Wednesday, June 23, 2010

Garcetti snags another whistleblower claim

To put it mildly, things changed after the Supreme Court issued Garcetti v. Ceballos, 547 U.S. 410 (2006), holding that the First Amendment does not protect public employee speech or whistleblowing if the speech is made pursuant to the plaintiff's "official duties." The lower courts are now grappling with the meaning of "official duties speech," and cases that would have gone to trial only a few years ago are now being dismissed.

The case is Drolett v. DeMarco, a summary order decided on June 16. Drolett was a police officer in Town of East Windsor, Connecticut. Management had in place a "chain of command" dictating how the officers were to raise their concerns about the department. Drolett did not follow that chain of command when he sent an anonymous letter to the local police commission criticizing the department's personnel and other practices. An example of Drolett's criticisms is the following statement: "Many shifts are without supervisors or even experienced officers because some people are not required to work their scheduled shifts. They are even handed the opportunity to get off them." Management eventually figured out that Drolett had written the letter and it disciplined him for this speech, triggering this First Amendment lawsuit.

Pre-Garcetti, Drolett's letter raised matters of public concern. The district court certainly thought so, denying the summary judgment motion on that ground. The district court also held that Garcetti did not compel dismissal of this case because it was not clear whether Drolett's speech was pursuant to his official duties. The district court reasoned, "there is no evidence that Drolett's official duties included complaining about all kinds of workplace mismanagement, whatever the context in which those complaints were made." In particular, the in-house speech rules did not compel Drolett to make complaints; he was only permitted to do so. For plaintiffs' lawyers in the Second Circuit, this was not a bad ruling from the district court in that it provided language that would allow them to get around Garcetti's holding. The district court's ruling on this issue is now a nullity.

Unhappy with this ruling, the Town filed an interlocutory appeal on qualified immunity grounds. You can take up an early appeal if the law was not clearly-established and defendant therefore did not know for sure that it was violating plaintiff's constitutional liberties.

In a summary order, the Court of Appeals rejects the district court's analysis and dismisses the complaint, at least as to the individual defendants who asserted qualified immunity. The Court (Cabranes, Hall and Raggi) reasons as follows:

[T]hough Drolett had a duty to raise his concerns about the management of the police department within the chain of command, he did not do so. Instead, he raised his concerns outside the chain of command. Had Drolett raised his concerns within the chain of command, that speech likely would have been made 'pursuant to his official duties,' and therefore not protected by the First Amendment. The courts have yet to consider whether speech that would not enjoy First Amendment protection if made pursuant to an official duty can claim such protection when made in violation of that duty. We therefore conclude that even if the actions of defendants did violate Drolett's First Amendment rights, those rights were not clearly established at the time of the discipline. Accordingly, we conclude that defendants are entitled to qualified immunity.

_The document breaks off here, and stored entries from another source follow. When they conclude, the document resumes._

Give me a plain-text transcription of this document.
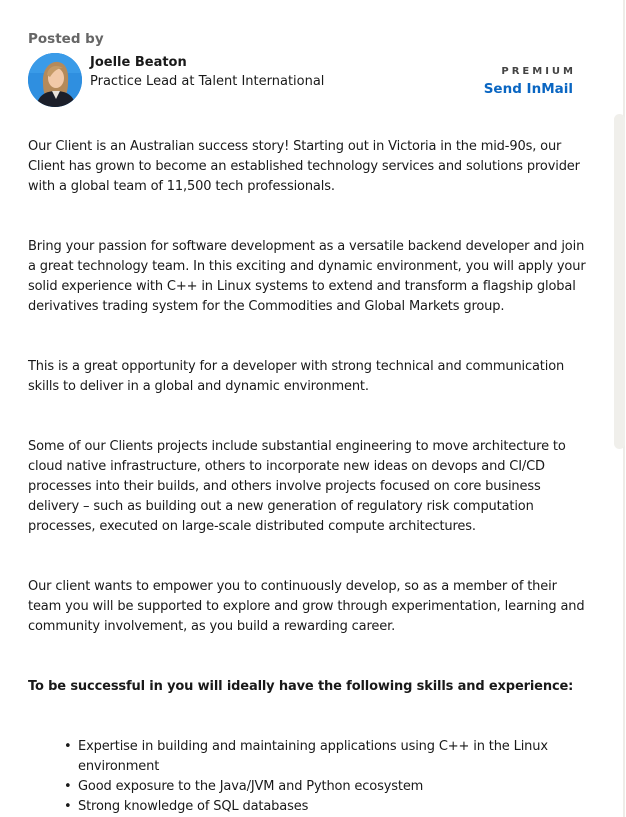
Posted by
Joelle Beaton
Practice Lead at Talent International
PREMIUM
Send InMail

Our Client is an Australian success story! Starting out in Victoria in the mid-90s, our Client has grown to become an established technology services and solutions provider with a global team of 11,500 tech professionals.

Bring your passion for software development as a versatile backend developer and join a great technology team. In this exciting and dynamic environment, you will apply your solid experience with C++ in Linux systems to extend and transform a flagship global derivatives trading system for the Commodities and Global Markets group.

This is a great opportunity for a developer with strong technical and communication skills to deliver in a global and dynamic environment.

Some of our Clients projects include substantial engineering to move architecture to cloud native infrastructure, others to incorporate new ideas on devops and CI/CD processes into their builds, and others involve projects focused on core business delivery – such as building out a new generation of regulatory risk computation processes, executed on large-scale distributed compute architectures.

Our client wants to empower you to continuously develop, so as a member of their team you will be supported to explore and grow through experimentation, learning and community involvement, as you build a rewarding career.

To be successful in you will ideally have the following skills and experience:

• Expertise in building and maintaining applications using C++ in the Linux environment
• Good exposure to the Java/JVM and Python ecosystem
• Strong knowledge of SQL databases
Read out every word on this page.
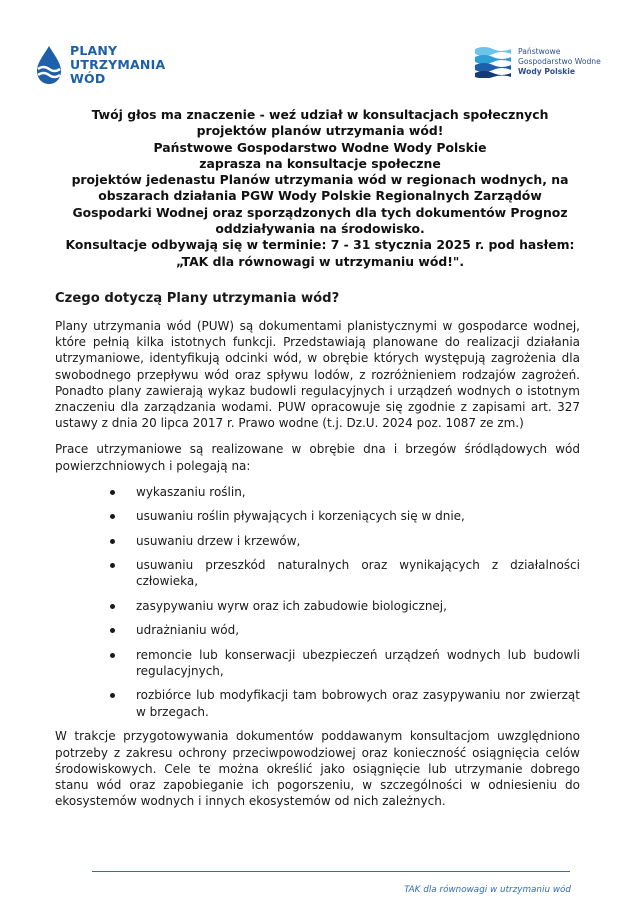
PLANY
UTRZYMANIA
WÓD
Państwowe
Gospodarstwo Wodne
Wody Polskie

Twój głos ma znaczenie - weź udział w konsultacjach społecznych projektów planów utrzymania wód!

Państwowe Gospodarstwo Wodne Wody Polskie

zaprasza na konsultacje społeczne

projektów jedenastu Planów utrzymania wód w regionach wodnych, na obszarach działania PGW Wody Polskie Regionalnych Zarządów Gospodarki Wodnej oraz sporządzonych dla tych dokumentów Prognoz oddziaływania na środowisko.

Konsultacje odbywają się w terminie: 7 - 31 stycznia 2025 r. pod hasłem:

„TAK dla równowagi w utrzymaniu wód!".

Czego dotyczą Plany utrzymania wód?

Plany utrzymania wód (PUW) są dokumentami planistycznymi w gospodarce wodnej, które pełnią kilka istotnych funkcji. Przedstawiają planowane do realizacji działania utrzymaniowe, identyfikują odcinki wód, w obrębie których występują zagrożenia dla swobodnego przepływu wód oraz spływu lodów, z rozróżnieniem rodzajów zagrożeń. Ponadto plany zawierają wykaz budowli regulacyjnych i urządzeń wodnych o istotnym znaczeniu dla zarządzania wodami. PUW opracowuje się zgodnie z zapisami art. 327 ustawy z dnia 20 lipca 2017 r. Prawo wodne (t.j. Dz.U. 2024 poz. 1087 ze zm.)

Prace utrzymaniowe są realizowane w obrębie dna i brzegów śródlądowych wód powierzchniowych i polegają na:

wykaszaniu roślin,
usuwaniu roślin pływających i korzeniących się w dnie,
usuwaniu drzew i krzewów,
usuwaniu przeszkód naturalnych oraz wynikających z działalności człowieka,
zasypywaniu wyrw oraz ich zabudowie biologicznej,
udrażnianiu wód,
remoncie lub konserwacji ubezpieczeń urządzeń wodnych lub budowli regulacyjnych,
rozbiórce lub modyfikacji tam bobrowych oraz zasypywaniu nor zwierząt w brzegach.

W trakcje przygotowywania dokumentów poddawanym konsultacjom uwzględniono potrzeby z zakresu ochrony przeciwpowodziowej oraz konieczność osiągnięcia celów środowiskowych. Cele te można określić jako osiągnięcie lub utrzymanie dobrego stanu wód oraz zapobieganie ich pogorszeniu, w szczególności w odniesieniu do ekosystemów wodnych i innych ekosystemów od nich zależnych.

TAK dla równowagi w utrzymaniu wód
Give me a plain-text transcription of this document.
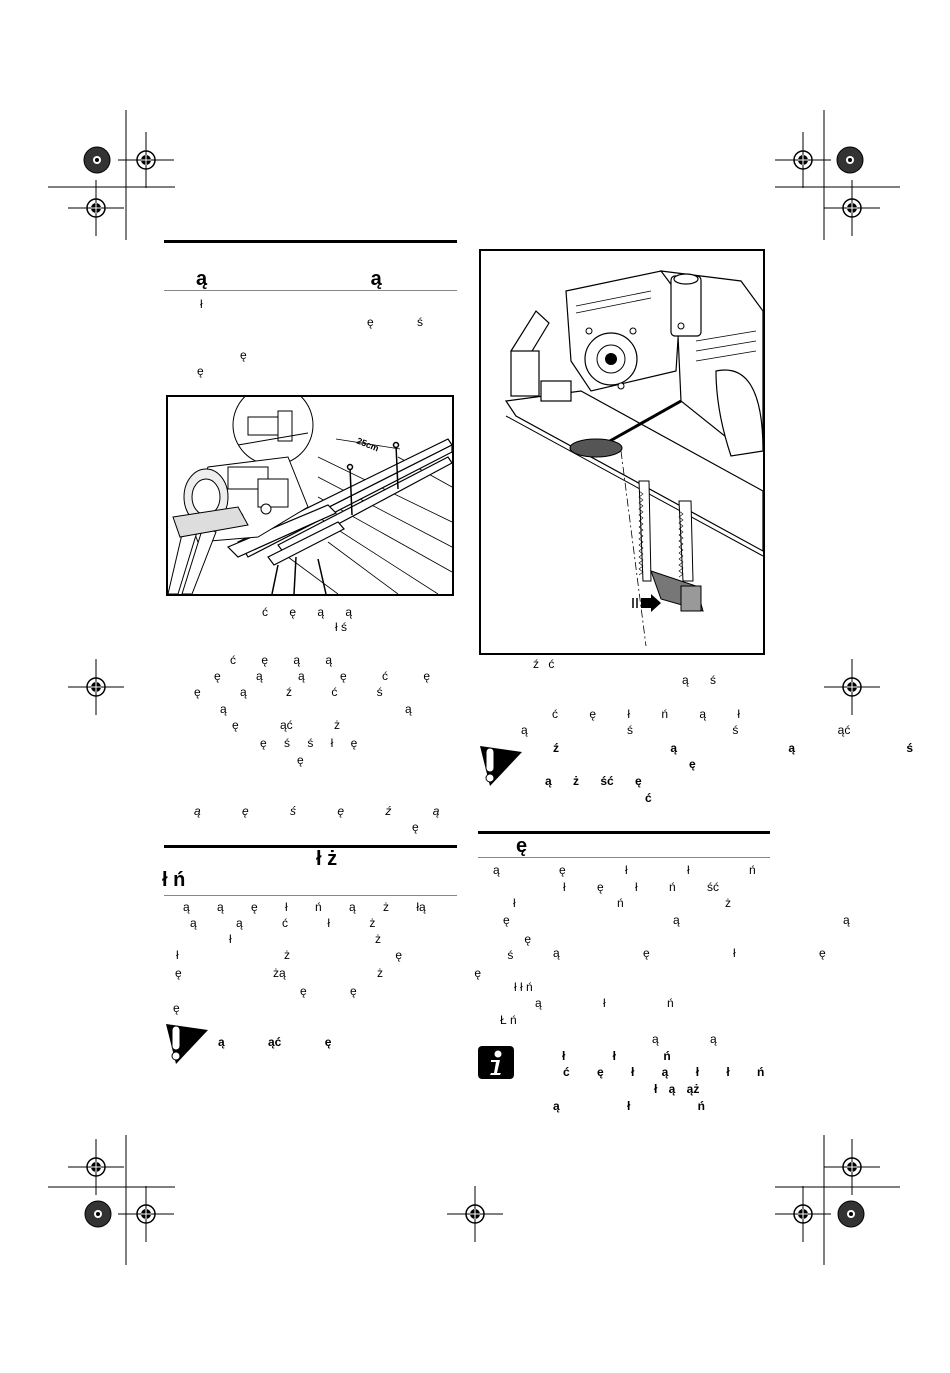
ą ą
ł
ę ś
ę
ę
25cm
ć ę ą ą
ł ś
ć ę ą ą
ę ą ą ę ć ę
ę ą ź ć ś
ą ą
ę ąć ż
ę ś ś ł ę
ę
ą ę ś ę ź ą
ę
ł ż
ł ń
ą ą ę ł ń ą ż łą
ą ą ć ł ż
ł ż ę
ł ż ę ś
ę żą ż ę
ę ę
ę
ą ąć ę
ź ć
ą ś
ć ę ł ń ą ł
ą ś ś ąć
ź ą ą ś
ę
ą ż ść ę
ć
ę
ą ę ł ł ń
ł ę ł ń ść
ł ń ż
ę ą ą
ą ę ł ę
ł ł ń
ą ł ń
Ł ń
ą ą
ł ł ń
ć ę ł ą ł ł ń
ł ą ąż
ą ł ń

The ruling by the Court of Appeals is short and does not tell us the underlying facts. For that you have to read the district court opinion, which places this case in context. The takeaway is that the First Amendment may not protect you from discipline if you speak out of turn at work on important public matters. Based on language in the Garcetti decision, there was a view among Garcetti litigators that speech outside the workplace that related to official duties may get around Garcetti. That argument seems to be impliedly rejected by the Second Circuit. The Circuit further rejects the district court's view that factual disputes exist as to whether Drolett blew the whistle pursuant to his official duties. In reaching this finding, the Court of Appeals impliedly rejects another court ruling (cited in the district court's analysis) that plaintiff's lawyers cite from time to time, Kodrea v. City of Kokomo, 458 F. Supp. 2d 857 (S.D. Ind. 2007). The Second Circuit also treats as a unique issue (sufficient to confer immunity among defendants) whether speaking outside the chain-of-command constitutes a clearly defined act of free speech.